The second test (a call to #create) errors because it ALSO raises the RecordInvalid error.
class ProjectWithShortNamedDevelopers < ActiveRecord::Base
set_table_name 'projects'
has_and_belongs_to_many :developers,
:class_name => "DeveloperWithShortName",
:join_table => "developers_projects",
:foreign_key => "project_id",
:association_foreign_key => "developer_id"
end
class DeveloperWithShortName < ActiveRecord::Base
set_table_name 'developers'
has_and_belongs_to_many :projects,
:class_name => "ProjectWithShortNamedDevelopers",
:join_table => :developers_projects,
:association_foreign_key => :project_id,
:foreign_key => "developer_id"
validates_length_of :name, :in => 3..10
end
class HasAndBelongsToManyAssociationsTest < ActiveRecord::TestCase
def test_attempted_associate_with_invalid_create_exclamation_raises_error
project = ProjectWithShortNamedDevelopers.find_by_name('Active Record')
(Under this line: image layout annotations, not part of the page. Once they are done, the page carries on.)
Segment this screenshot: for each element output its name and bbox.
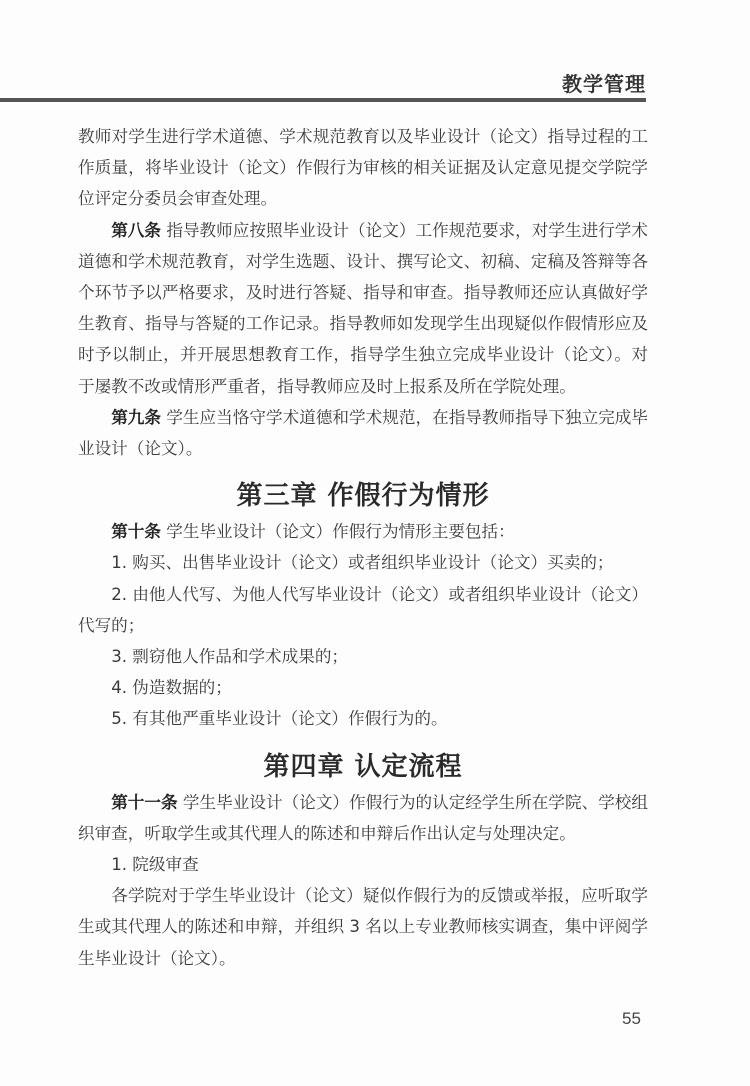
article-label: 第十一条	[111, 793, 177, 812]
article-label: 第十条	[111, 522, 161, 541]
article-label: 第八条	[111, 221, 161, 240]
article-label: 第九条	[111, 408, 161, 427]
article-text: 学生毕业设计（论文）作假行为情形主要包括：	[161, 522, 515, 541]
running-header-title: 教学管理	[562, 68, 646, 97]
list-item: 2. 由他人代写、为他人代写毕业设计（论文）或者组织毕业设计（论文）代写的；	[78, 579, 648, 641]
page-body: 教师对学生进行学术道德、学术规范教育以及毕业设计（论文）指导过程的工作质量，将毕…	[78, 121, 648, 974]
list-item: 1. 购买、出售毕业设计（论文）或者组织毕业设计（论文）买卖的；	[78, 547, 648, 578]
article-10: 第十条 学生毕业设计（论文）作假行为情形主要包括：	[78, 516, 648, 547]
chapter-3-heading: 第三章 作假行为情形	[78, 478, 648, 514]
article-9: 第九条 学生应当恪守学术道德和学术规范，在指导教师指导下独立完成毕业设计（论文）…	[78, 402, 648, 464]
article-text: 学生应当恪守学术道德和学术规范，在指导教师指导下独立完成毕业设计（论文）。	[78, 408, 648, 458]
header-rule	[0, 98, 646, 102]
article-text: 指导教师应按照毕业设计（论文）工作规范要求，对学生进行学术道德和学术规范教育，对…	[78, 221, 648, 396]
chapter-4-heading: 第四章 认定流程	[78, 749, 648, 785]
page-number: 55	[622, 1009, 641, 1029]
subsection-text: 各学院对于学生毕业设计（论文）疑似作假行为的反馈或举报，应听取学生或其代理人的陈…	[78, 880, 648, 974]
list-item: 3. 剽窃他人作品和学术成果的；	[78, 641, 648, 672]
article-8: 第八条 指导教师应按照毕业设计（论文）工作规范要求，对学生进行学术道德和学术规范…	[78, 215, 648, 402]
list-item: 5. 有其他严重毕业设计（论文）作假行为的。	[78, 703, 648, 734]
subsection-title: 1. 院级审查	[78, 849, 648, 880]
list-item: 4. 伪造数据的；	[78, 672, 648, 703]
paragraph-continued: 教师对学生进行学术道德、学术规范教育以及毕业设计（论文）指导过程的工作质量，将毕…	[78, 121, 648, 215]
article-11: 第十一条 学生毕业设计（论文）作假行为的认定经学生所在学院、学校组织审查，听取学…	[78, 787, 648, 849]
assert_raises(ActiveRecord::RecordInvalid) do
project.developers.create!(:name => 'AnAbnormallyLongFirstName')
end
end
def test_attempted_associate_with_invalid_create_does_not_raise_error
project = ProjectWithShortNamedDevelopers.find_by_name('Active Record')
developer = project.developers.create(:name => 'AnAbnormallyLongFirstName')
assert !developer.valid?
assert 1, developer.errors.size
end
end
Tracking this down, it looks as if the #insert_record method on both of these associations is defaulting its 'force' param to true, when it should be false by default.
Comments and changes to this ticket
-
josh October 28th, 2008 @ 04:34 PM
- State changed from new to stale
Staling out, please reopen if this is still a problem.